The inflow of interest paid on the outflows at the prevailing market rates cannot be much. But, back to the need to effect exports of goods and services to give the economy sustainable foreign currency earnings to support its reliance on imports.

The figures recording visible imports and exports no longer identify re-exports as such. The aggregates, therefore, are being distorted by the two-way flow of re-exported mineral petroleum products. As with capital lent abroad to parent companies, the net effect of these flows – the profit made by domestic traders, assuming it is booked and taxed in Malta – does not generate much economic activity.

It would be useful if the National Statistics Office were to give a more detailed account of these movements so that analysts can net them out of the trade figures to arrive at what is meaningfully being imported and exported. Even without such netting it remains safe to assume that we remain heavily dependent on visible earnings. We must consistently export, at growing rates to reflect increasing consumption through time, or regress.

Agreement on this basic indisputable objective still does not bring about further agreement on the type of national policies to pursue to attract foreign direct investment and also encourage domestic investment in export activities. That is exemplified by the continuing controversies over the running of Malta Enterprise. That body is Malta’s major tool deployed to encourage direct investment in export-oriented productive activities. It should be more than possible to agree on how Malta Enterprise should be run. Instead, political and media controversy dog the enterprise.

The latest controversy is about the move whereby Malta Enterprise was located within the grounds of the former St Luke’s Hospital. Those grounds, one of the finest locations in Malta, should have been the subject of a holistic development plan suited to the area’s multiple advantages. Instead, they seem destined to be re-utilised piecemeal.

That applies to relocating Malta Enterprise there. Strangely enough the actual destination of the relocation did not attract attention, much less fire controversy. Controversy arose, though, over the very handsome amount spent on rendering the space allocated to Malta Enterprise to fit the tastes of those who run it, starting with its executive chairman.

The controversy did not stop the expenditure of some €4 million on adapting and refurbishing the area until such time that Malta Enterprise moves to the business village the government plans to develop close to Fleur-de-Lys, assuming that idea is ever realised. Once the money has been spent, the issue is all over bar the shouting about who was responsible for the relatively massive item, equivalent to the 10 per cent cut the government began making as soon as its own Budget for 2012 passed through the House of Representatives.

Accountability aside, what remain essential is that Malta Enterprise carries out its clear functions with dynamism and efficiency. To say that it has produced good results is not enough. Much of the inward investment that has taken place came as a result of the well-crafted legislative treatment of financial and gaming institutions. That is not to say that Malta Enterprise was sitting on its hands, or that that it did not achieve some results.

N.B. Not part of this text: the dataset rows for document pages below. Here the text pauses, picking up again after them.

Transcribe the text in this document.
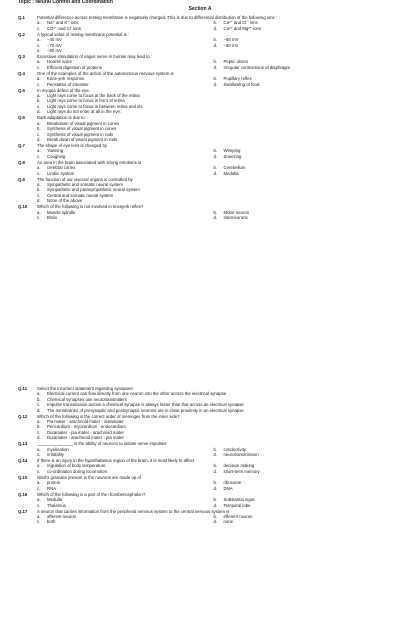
Topic : Neural Control and Coordination
Section A
Q.1	Potential difference across resting membrane is negatively charged. This is due to differential distribution of the following ions :
a.	Na⁺ and K⁺ ions	b.	Ca²⁺ and Cl⁻ ions
c.	CO³⁻ and Cl⁻ions	d.	Ca²⁺ and Mg²⁺ ions
Q.2	A typical value of resting membrane potential is :
a.	−40 mV	b.	−60 mV
c.	−70 mV	d.	−80 mV
e.	−90 mV
Q.3	Excessive stimulation of vagus nerve in human may lead to :
a.	Hoarse voice	b.	Peptic ulcers
c.	Efficient digestion of proteins	d.	Irregular contractions of diaphragm
Q.4	One of the examples of the action of the autonomous nervous system is
a.	Knee-jerk response	b.	Pupillary reflex
c.	Peristalsis of intestine	d.	Swallowing of food
Q.5	In myopia defect of the eye.
a.	Light rays come to focus at the back of the retina
b.	Light rays come to focus in front of retina
c.	Light rays come to focus in between retina and iris
d.	Light rays do not enter at all in the eye.
Q.6	Dark adaptation is due to
a.	Breakdown of visual pigment in cones
b.	Synthesis of visual pigment in cones
c.	Synthesis of visual pigment in rods
d.	Break down of visual pigment in rods
Q.7	The shape of eye lens is changed by
a.	Yawning	b.	Weeping
c.	Coughing	d.	Sneezing
Q.8	An area in the brain associated with strong emotions is
a.	cerebral cortex	b.	Cerebellum
c.	Limbic system	d.	Medulla
Q.9	The function of our visceral organs is controlled by
a.	Sympathetic and somatic neural system
b.	Sympathetic and parasympathetic neural system
c.	Central and somatic neural system
d.	None of the above
Q.10	Which of the following is not involved in kneejerk reflex?
a.	Muscle spindle	b.	Motor neuron
c.	Brain	d.	Interneurons
Q.11	Select the incorrect statement regarding synapses:
a.	Electrical current can flow directly from one neuron into the other across the electrical synapse
b.	Chemical synapses use neurotransmitters
c.	Impulse transmission across a chemical synapse is always faster than that across an electrical synapse
d.	The membranes of presynaptic and postsynaptic neurons are in close proximity in an electrical synapse
Q.12	Which of the following is the correct order of meninges from the inner side?
a.	Pia mater - arachnoid mater - duramater
b.	Pericardium - myocardium - endocardium
c.	Duramater - pia mater - arachnoid mater
d.	Duramater - arachnoid mater - pia mater
Q.13	_______________ is the ability of neurons to initiate nerve impulses
a.	myelination	b.	conductivity
c.	irritability	d.	neurotransmission
Q.14	If there is an injury in the hypothalamus region of the brain, it is most likely to affect
a.	regulation of body temperature	b.	decision making
c.	co-ordination during locomotion	d.	short-term memory
Q.15	Nissl's granules present in the neurons are made up of
a.	protein	b.	ribosome
c.	RNA	d.	DNA
Q.16	Which of the following is a part of the rhombencephalon?
a.	Medulla	b.	Substantia nigra
c.	Thalamus	d.	Temporal lobe
Q.17	A neuron that carries information from the peripheral nervous system to the central nervous system is
a.	afferent neuron	b.	efferent neuron
c.	both	d.	none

Yet everything has to be kept in perspective. Whatever the extent of the success of the direct investment drive, it was not enough, for it can never be that. The effort has to be a continuing one with growing intensification. The executive chairman of Malta Enterprise, it has been confirmed, has asked not to be reappointed when his contract expires in some weeks’ time. He shall be going abroad.

Without any reflection on him, this is a good time to reassess how Malta Enterprise is functioning. Is the rate of hits commensurate with its marketing? Does it need a revision of strategy? For instance, it focuses – as it indeed should – on attracting investment with a high value-added content. The workforce is changing to meet such investment. Meanwhile the larger part of our registered unemployed is made up of unskilled registrants. Can retraining be combined with a modified marketing objective, one which still targets high value-added content but also tries to identify some investment that can be related to the unemployed, with suitable ETC intervention?

There remains much to do. Less controversy and more pooling of ideas would be helpful.